Мариэн вновь покачала головой.
– Это мифологическая аллегория, в ней сказано о том, как молодой патриархат еще в древности разделил гармоничную и целостную женскую личность на «правильные» и «неправильные», с его точки зрения, фрагменты и так воплотил принцип «разделяй и властвуй». Это началось гораздо раньше расчленения женщины на Лилит и Еву, поэтому сегодня для многих недоступно понимание их единства. Ты особенна тем, что в тебе есть и та, и другая.
– Кто она, эта другая? – с опаской спросила Диана.
– Слушай, и ты все поймешь, – заверила Мариэн, – только не забывай, что мифы, это особый иносказательный язык, помогающий понять сложное через простое.
Когда имя Дельфинии совсем забыли, богиня-Мать родила нерожденного сына Метиды. Ему было предсказано сместить с трона своего отца и править людьми и богами с любовью в сердце.
– О Метиде1 я тебе уже рассказывала.
– Да, я помню, – кивнула Диана, – это первая жена Зевса. Он проглотил ее, когда она была беременна, поэтому Афина родилась из его головы.
– Громовержец решил, что Метида беременна сыном, и проглотил ее из страха потерять свою власть на Олимпе, но предсказанное все же сбылось, – Мариэн нашла место в тексте, на котором остановилась.

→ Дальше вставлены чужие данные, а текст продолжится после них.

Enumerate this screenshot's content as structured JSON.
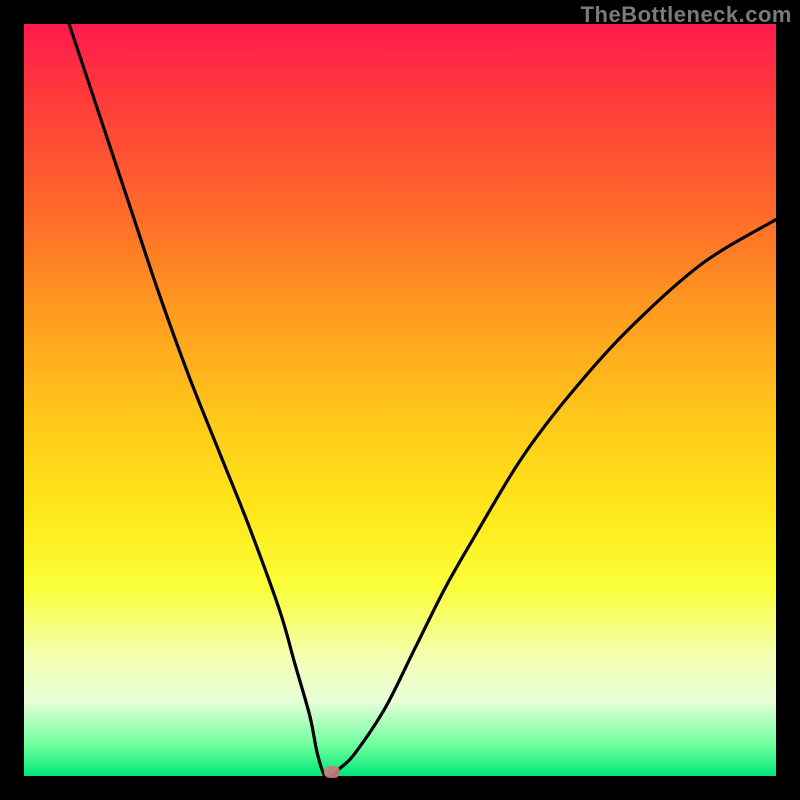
{
  "watermark": "TheBottleneck.com",
  "colors": {
    "frame": "#000000",
    "curve": "#000000",
    "marker": "#c77b7b",
    "gradient_top": "#ff1a4d",
    "gradient_bottom": "#00e676"
  },
  "chart_data": {
    "type": "line",
    "title": "",
    "xlabel": "",
    "ylabel": "",
    "xlim": [
      0,
      100
    ],
    "ylim": [
      0,
      100
    ],
    "grid": false,
    "legend": false,
    "notes": "V-shaped bottleneck curve; y-axis color gradient encodes severity (red=high at top, green=low at bottom). Minimum near x≈40. No numeric tick labels visible.",
    "series": [
      {
        "name": "bottleneck-curve",
        "x": [
          6,
          10,
          14,
          18,
          22,
          26,
          30,
          34,
          36,
          38,
          39,
          40,
          41,
          42,
          44,
          48,
          52,
          56,
          60,
          66,
          72,
          80,
          90,
          100
        ],
        "y": [
          100,
          88,
          76,
          64,
          53,
          43,
          33,
          22,
          15,
          8,
          3,
          0,
          0,
          1,
          3,
          9,
          17,
          25,
          32,
          42,
          50,
          59,
          68,
          74
        ]
      }
    ],
    "marker": {
      "x": 41,
      "y": 0
    }
  }
}
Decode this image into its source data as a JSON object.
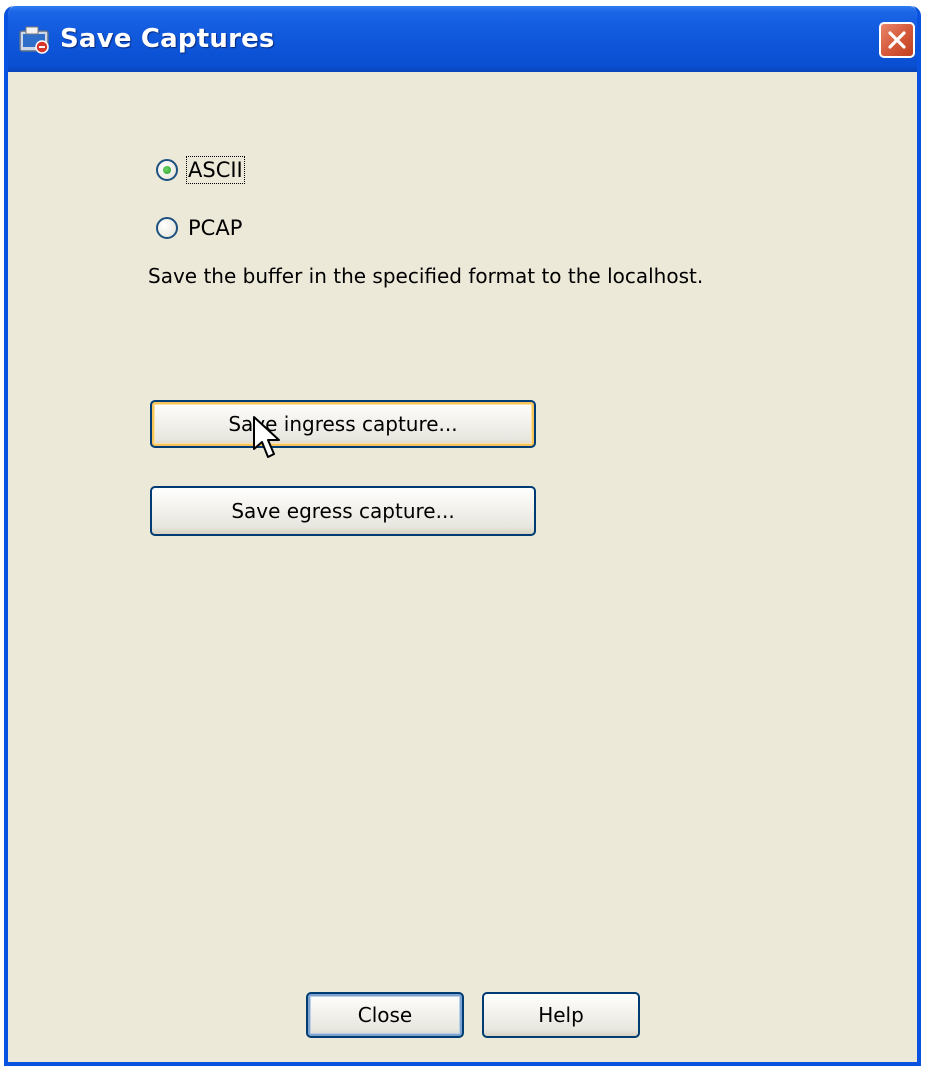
{
  "window": {
    "title": "Save Captures",
    "title_icon": "capture-app-icon",
    "close_icon": "close-icon"
  },
  "format": {
    "options": [
      {
        "label": "ASCII",
        "selected": true
      },
      {
        "label": "PCAP",
        "selected": false
      }
    ],
    "description": "Save the buffer in the specified format to the localhost."
  },
  "actions": {
    "save_ingress_label": "Save ingress capture...",
    "save_egress_label": "Save egress capture..."
  },
  "footer": {
    "close_label": "Close",
    "help_label": "Help"
  },
  "colors": {
    "titlebar": "#0a4fd2",
    "client_bg": "#ece9d8",
    "close_button": "#d65b3c",
    "radio_selected": "#21a121"
  }
}
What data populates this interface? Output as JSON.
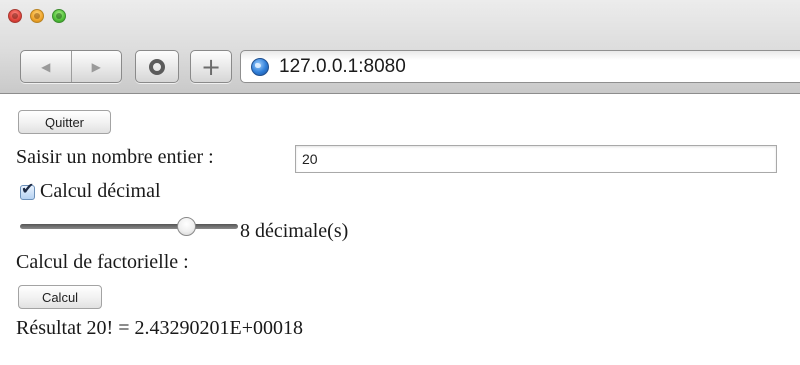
{
  "browser": {
    "url": "127.0.0.1:8080",
    "nav_back_glyph": "◀",
    "nav_forward_glyph": "▶",
    "new_tab_glyph": "+"
  },
  "page": {
    "quit_label": "Quitter",
    "input_label": "Saisir un nombre entier :",
    "input_value": "20",
    "decimal_checkbox_label": "Calcul décimal",
    "decimal_checked": true,
    "slider_fraction": 0.76,
    "decimals_label": "8 décimale(s)",
    "factorial_label": "Calcul de factorielle :",
    "calc_label": "Calcul",
    "result_text": "Résultat 20! = 2.43290201E+00018"
  },
  "colors": {
    "close": "#e0443b",
    "minimize": "#f0a52b",
    "maximize": "#52c03a",
    "globe": "#2f7ed8"
  }
}
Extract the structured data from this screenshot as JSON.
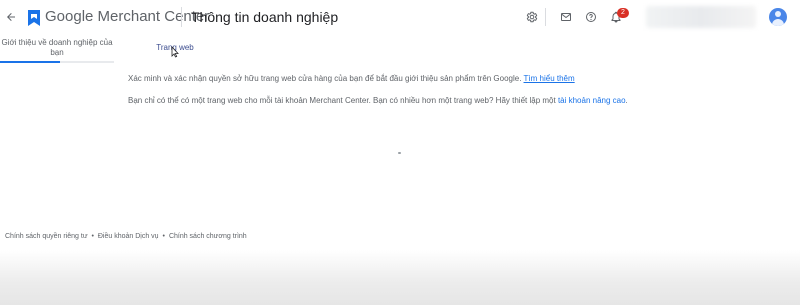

И сказал сын рыбакам: «Идите за Мною, и я сделаю вас ловцами человеков», – и сделал их рыбаками в духовном смысле. Но его убили, а учение его разбили, как вазу, на черепки, и те осколки – еще на меньшие. И каждый владелец части думал, что хранит целое. Рыбаки сказались апостолами, и вместо обыкновенной рыбы начали уловлять людей в сеть.2
Человеки стали рабами божьими; инакомыслие назвали ересью; Богиню-Мать лишили божественного статуса и превратили в смертную – Богоматерь. Все зачатия, кроме божественного, нарекли порочными, деторождение – наказанием в боли и муках; смирение женщины приравняли к святости, ее независимость от мужчины прокляли.
Непокорная женщина-птица не приняла культ нового мужского бога. Взмахнув крыльями, она улетела прочь, научилась жить в темных пещерах, скрываться в густой траве и сохранила свободу, за что была проклята и наречена демоном. Женщина-змея смирилась, приняла подчиненное положение и так, пресмыкаясь, выжила и сумела сохранить способность любить.
Все перепуталось. Змей назвали птицами, птиц – змеями; ложь перестали отличать от правды, красоту от уродства, святость от проклятия. Лишь Оракул Геи владеет истиной, но давно скрылся в подземных глубинах. Найти его суждено дракайне Дельфинии. Чтобы она возродилась, птичьи и змеиные нити будут свиты в единую пряжу. Для этого в людской мир явились Святая и Проклятая; им даны множество жизней и память змеиных и птичьих поколений.
Путь Святой и Проклятой был и будет сложен; они станут превращаться, исчезать и появляться, существовать в двух местах одновременно, проделывать тоннели в препятствиях, получать разные результаты от одних и тех же действий и так влиять на мир, ибо мужской мир способна изменить только женщина.